Po tych słowach Hołowni zawrzało. „Właśnie przyznał, że próbował wpływać na skład w SN”

Marszałek Sejmu Szymon Hołownia
Marszałek Sejmu Szymon Hołownia Źródło:PAP / Leszek Szymański
Wypowiedź Szymona Hołowni wywołała lawinę komentarzy. „Marszałek Sejmu właśnie przyznał, że próbował wpływać na ustalanie składu orzekającego w Sądzie Najwyższym” – ocenił Paweł Jabłoński z PiS. O które słowa chodzi?

Izba Kontroli Nadzwyczajnej i Spraw Publicznych SN uchyliła postanowienie marszałka Sejmu ws. wygaśnięcia mandatu poselskiego Macieja Wąsika. W czwartek Szymon Hołownia mówił, że zażalenia posłów PiS na jego decyzję przesłał do Izby Pracy i Ubezpieczeń Społecznych Sądu Najwyższego, bo – jak tłumaczył – izba ta gwarantuje stronom tego postępowania „niewątpliwie i niewzruszalne skorzystanie z ich praw”.

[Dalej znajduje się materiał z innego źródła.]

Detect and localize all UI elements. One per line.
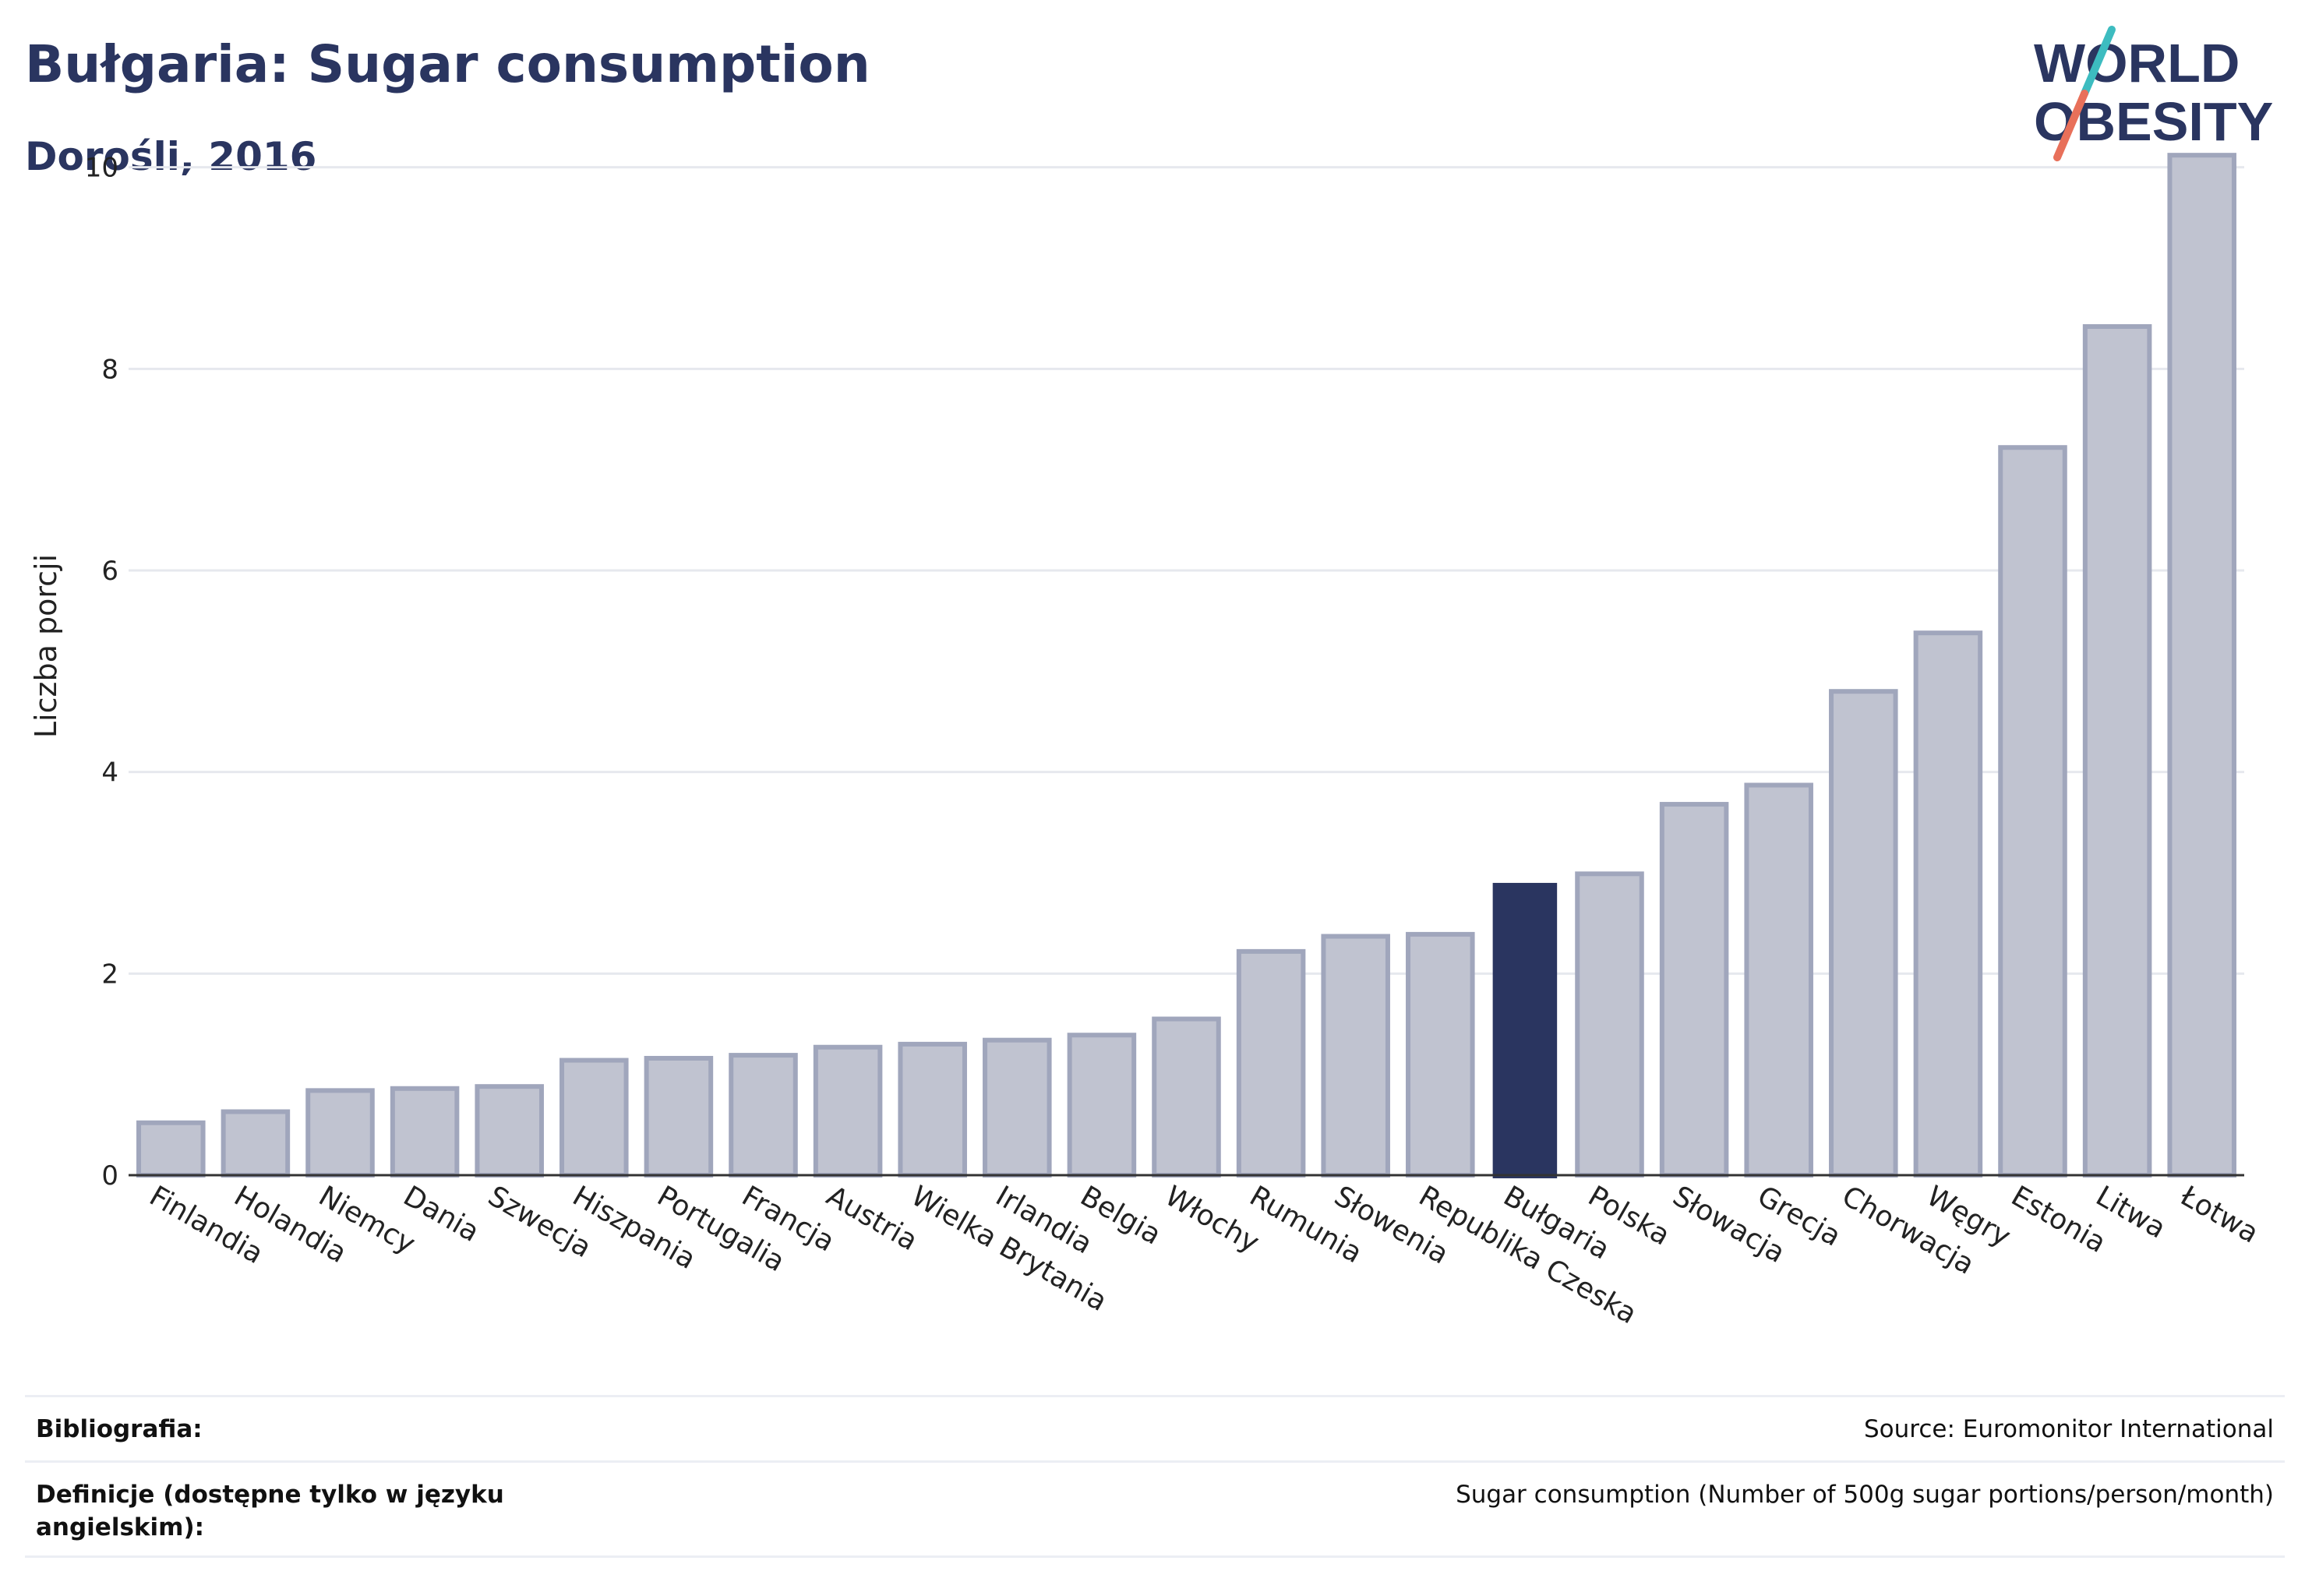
- bar-irlandia: [983, 1037, 1052, 1178]
- bar-estonia: [1998, 445, 2067, 1178]
- bar-łotwa: [2167, 153, 2236, 1178]
- x-tick-label: Estonia: [2006, 1180, 2111, 1259]
- bar-hiszpania: [559, 1058, 629, 1178]
- bar-francja: [729, 1053, 798, 1178]
- bar-finlandia: [136, 1120, 206, 1178]
- page-title: Bułgaria: Sugar consumption: [25, 34, 870, 94]
- footer-bibliography-row: Bibliografia: Source: Euromonitor Intern…: [25, 1395, 2285, 1463]
- bar-szwecja: [475, 1084, 544, 1178]
- definitions-value: Sugar consumption (Number of 500g sugar …: [1456, 1481, 2274, 1509]
- definitions-label-line2: angielskim):: [36, 1513, 205, 1541]
- bibliography-label: Bibliografia:: [36, 1415, 203, 1443]
- logo-text-world: WORLD: [2034, 33, 2240, 94]
- x-tick-label: Austria: [821, 1180, 923, 1257]
- x-tick-label: Łotwa: [2174, 1180, 2264, 1250]
- x-tick-label: Włochy: [1160, 1180, 1265, 1259]
- y-tick-label: 2: [101, 959, 118, 990]
- bar-dania: [390, 1086, 460, 1178]
- logo-slash-red: [2053, 90, 2088, 161]
- bar-słowacja: [1659, 802, 1729, 1178]
- bibliography-value: Source: Euromonitor International: [1863, 1415, 2274, 1443]
- axes: Liczba porcji: [29, 554, 2244, 1177]
- bar-chorwacja: [1829, 689, 1898, 1178]
- y-axis-label: Liczba porcji: [29, 554, 63, 738]
- bar-polska: [1575, 871, 1644, 1178]
- page-subtitle: Dorośli, 2016: [25, 134, 317, 179]
- bar-republika-czeska: [1406, 931, 1475, 1178]
- bar-niemcy: [305, 1088, 375, 1178]
- y-tick-label: 6: [101, 556, 118, 587]
- bar-austria: [813, 1044, 883, 1178]
- bar-portugalia: [644, 1055, 714, 1178]
- logo-slash-teal: [2081, 26, 2116, 97]
- bar-chart: Liczba porcji 0246810FinlandiaHolandiaNi…: [29, 153, 2264, 1331]
- definitions-label: Definicje (dostępne tylko w języku angie…: [36, 1478, 504, 1544]
- bar-litwa: [2082, 324, 2152, 1178]
- bar-włochy: [1152, 1016, 1221, 1178]
- y-tick-label: 0: [101, 1160, 118, 1192]
- bar-węgry: [1913, 630, 1983, 1178]
- bars: [136, 153, 2236, 1178]
- bar-bułgaria: [1492, 882, 1558, 1178]
- footer-definitions-row: Definicje (dostępne tylko w języku angie…: [25, 1460, 2285, 1558]
- y-tick-label: 10: [85, 153, 118, 184]
- bar-grecja: [1744, 782, 1813, 1178]
- world-obesity-logo: WORLD OBESITY: [2034, 26, 2273, 161]
- bar-wielka-brytania: [898, 1041, 967, 1178]
- y-tick-label: 4: [101, 757, 118, 789]
- bar-słowenia: [1321, 934, 1390, 1178]
- y-tick-label: 8: [101, 354, 118, 385]
- footer-bottom-rule: [25, 1555, 2285, 1558]
- bar-belgia: [1067, 1033, 1137, 1178]
- definitions-label-line1: Definicje (dostępne tylko w języku: [36, 1481, 504, 1509]
- bar-holandia: [221, 1109, 291, 1178]
- bar-rumunia: [1236, 948, 1306, 1178]
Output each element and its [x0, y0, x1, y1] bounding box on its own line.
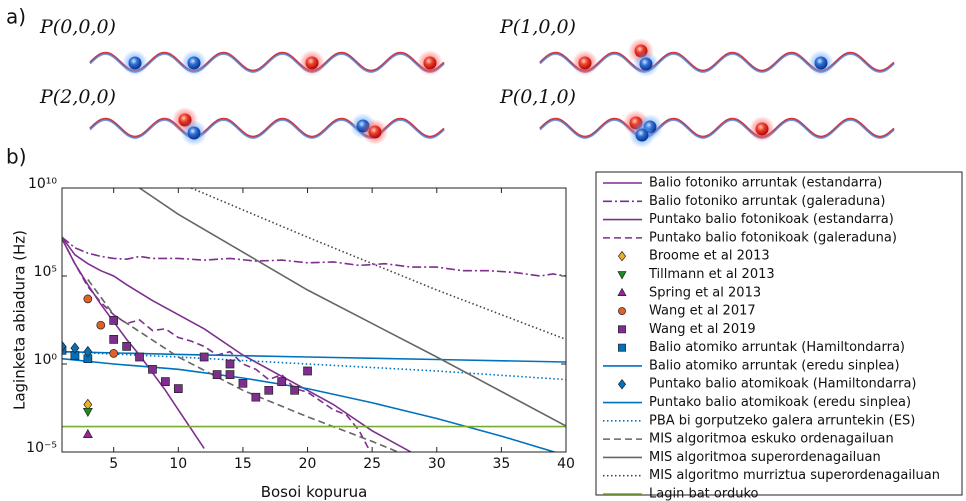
legend-label: MIS algoritmo murriztua superordenagailu… [649, 468, 940, 483]
series-line [62, 238, 205, 449]
x-tick-label: 25 [363, 456, 381, 472]
data-point [303, 366, 312, 376]
data-point [148, 364, 157, 374]
legend-marker [617, 378, 627, 390]
data-point [238, 378, 248, 388]
series-line [190, 188, 566, 341]
legend-marker [618, 307, 626, 316]
legend-marker [618, 343, 626, 352]
axes-frame [61, 187, 567, 453]
panel-label: P(1,0,0) [499, 16, 576, 38]
legend-label: Balio fotoniko arruntak (estandarra) [649, 176, 882, 191]
atom [814, 56, 828, 70]
series-line [87, 279, 399, 452]
atom [368, 125, 382, 139]
x-tick-label: 20 [299, 456, 317, 472]
data-point [264, 385, 274, 395]
data-point [212, 370, 222, 379]
atom [635, 128, 649, 142]
data-point [109, 349, 119, 358]
y-tick-label: 10⁻⁵ [26, 440, 57, 456]
plot-area [62, 188, 566, 452]
data-point [277, 377, 287, 386]
data-point [135, 352, 144, 362]
legend-marker [617, 271, 627, 280]
panel-label: P(2,0,0) [39, 86, 116, 108]
x-tick-label: 15 [234, 456, 252, 472]
legend-label: Balio fotoniko arruntak (galeraduna) [649, 194, 885, 209]
atom [128, 56, 142, 70]
atom [423, 56, 437, 70]
legend-marker [617, 287, 627, 296]
panel-label: P(0,1,0) [499, 86, 576, 108]
data-point [290, 385, 299, 395]
x-tick-label: 35 [492, 456, 510, 472]
data-point [62, 340, 67, 353]
legend-label: Wang et al 2019 [649, 322, 756, 337]
panel-b-label: b) [6, 145, 27, 169]
legend-label: Broome et al 2013 [649, 249, 770, 264]
atom [305, 56, 319, 70]
legend-marker [617, 250, 627, 262]
series-line [62, 236, 566, 277]
data-point [225, 370, 235, 379]
data-point [96, 320, 106, 330]
data-point [82, 428, 93, 438]
lattice-wave [539, 118, 895, 139]
data-point [251, 392, 261, 402]
y-tick-label: 10⁵ [34, 264, 57, 280]
legend-box [595, 171, 963, 496]
legend-label: Puntako balio fotonikoak (galeraduna) [649, 230, 897, 245]
x-tick-label: 40 [557, 456, 575, 472]
data-point [83, 345, 93, 358]
y-tick-label: 10¹⁰ [28, 176, 57, 192]
atom [755, 122, 769, 136]
data-point [82, 407, 93, 418]
x-tick-label: 30 [428, 456, 446, 472]
legend-label: Lagin bat orduko [649, 487, 759, 501]
x-tick-label: 10 [169, 456, 187, 472]
panel-a-label: a) [6, 5, 26, 29]
data-point [173, 384, 183, 393]
data-point [161, 377, 170, 386]
series-line [139, 188, 566, 427]
series-line [62, 357, 558, 452]
atom [578, 56, 592, 70]
legend-label: Tillmann et al 2013 [648, 267, 775, 282]
legend-label: Wang et al 2017 [649, 304, 756, 319]
data-point [225, 359, 235, 369]
y-tick-label: 10⁰ [34, 352, 58, 368]
data-point [199, 352, 209, 362]
panel-label: P(0,0,0) [39, 16, 116, 38]
legend-marker [618, 325, 626, 334]
legend-label: Spring et al 2013 [649, 285, 761, 300]
atom [639, 57, 653, 71]
legend-label: PBA bi gorputzeko galera arruntekin (ES) [649, 413, 915, 428]
y-axis-label: Laginketa abiadura (Hz) [11, 230, 29, 410]
series-line [62, 238, 372, 452]
data-point [122, 342, 131, 351]
legend-label: Balio atomiko arruntak (eredu sinplea) [649, 358, 900, 373]
legend-label: Puntako balio atomikoak (Hamiltondarra) [649, 377, 916, 392]
lattice-wave [89, 52, 445, 73]
data-point [109, 335, 119, 344]
legend-label: Puntako balio fotonikoak (estandarra) [649, 212, 894, 227]
legend-label: MIS algoritmoa superordenagailuan [649, 450, 881, 465]
legend-label: MIS algoritmoa eskuko ordenagailuan [649, 432, 894, 447]
x-tick-label: 5 [109, 456, 118, 472]
data-point [70, 342, 80, 354]
data-point [109, 316, 119, 325]
atom [187, 126, 201, 140]
atom [187, 56, 201, 70]
legend-label: Balio atomiko arruntak (Hamiltondarra) [649, 340, 905, 355]
legend-label: Puntako balio atomikoak (eredu sinplea) [649, 395, 911, 410]
series-line [62, 236, 413, 452]
lattice-wave [539, 52, 895, 73]
data-point [83, 294, 93, 304]
x-axis-label: Bosoi kopurua [261, 483, 368, 501]
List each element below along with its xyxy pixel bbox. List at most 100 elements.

Szymon Hołownia argumentował, że zrobił to „w trosce o nich, żeby ich sprawa została rozpoznana przez sąd, który nie budzi żadnych wątpliwości”. Jednak to słowa, które padły później wzbudziły najwięcej emocji. – Dałem temu wyraz w moim piśmie do pana prezesa Sądu Najwyższego kierującego Izbą Pracy i Ubezpieczeń Społecznych, w którym zwróciłem się o powierzenie sprawy składowi orzekającemu, który nie podważy zaufania, jakie sądownictwo powinno wzbudzać w społeczeństwie demokratycznym i państwie prawnym – powiedział marszałek Sejmu.

Gorąco po słowach Szymona Hołowni. „Pozazdrościł Donaldowi Tuskowi sędziego na telefon”

Wypowiedź ta jest szeroko komentowana przez posłów opozycji. „Hołownia wskazujący na sposób ustalania składu orzekającego. Wybierający też samodzielnie izby Sądu Najwyższego. Z otwartą przyłbicą – powrót patologii znanych z rządów Donalda Tuska. „Praworządność” pełną gębą” – ocenił za pośrednictwem platformy X Piotr Müller.

Do słów marszałka odniósł się też Mariusz Błaszczak. „Już nawet nie stwarzają pozorów. Marszałek Hołownia pozazdrościł Tuskowi sędziego na telefon i właśnie przyznał, że próbował wpływać na skład orzekający w Sądzie Najwyższym. Ich bezczelność już wcześniej porażała, a likwidacja mediów sprawiła, że poczuli się jeszcze pewniej” – ocenił szef KP PiS.

„A całkiem serio: Marszałek Sejmu właśnie przyznał, że próbował wpływać na ustalanie składu orzekającego w Sądzie Najwyższym. To nie tylko przekroczenie uprawnień, ale poważny delikt konstytucyjny. Szymon Hołownia musi ponieść za to konsekwencje przewidziane prawem” – ocenił Paweł Jabłoński.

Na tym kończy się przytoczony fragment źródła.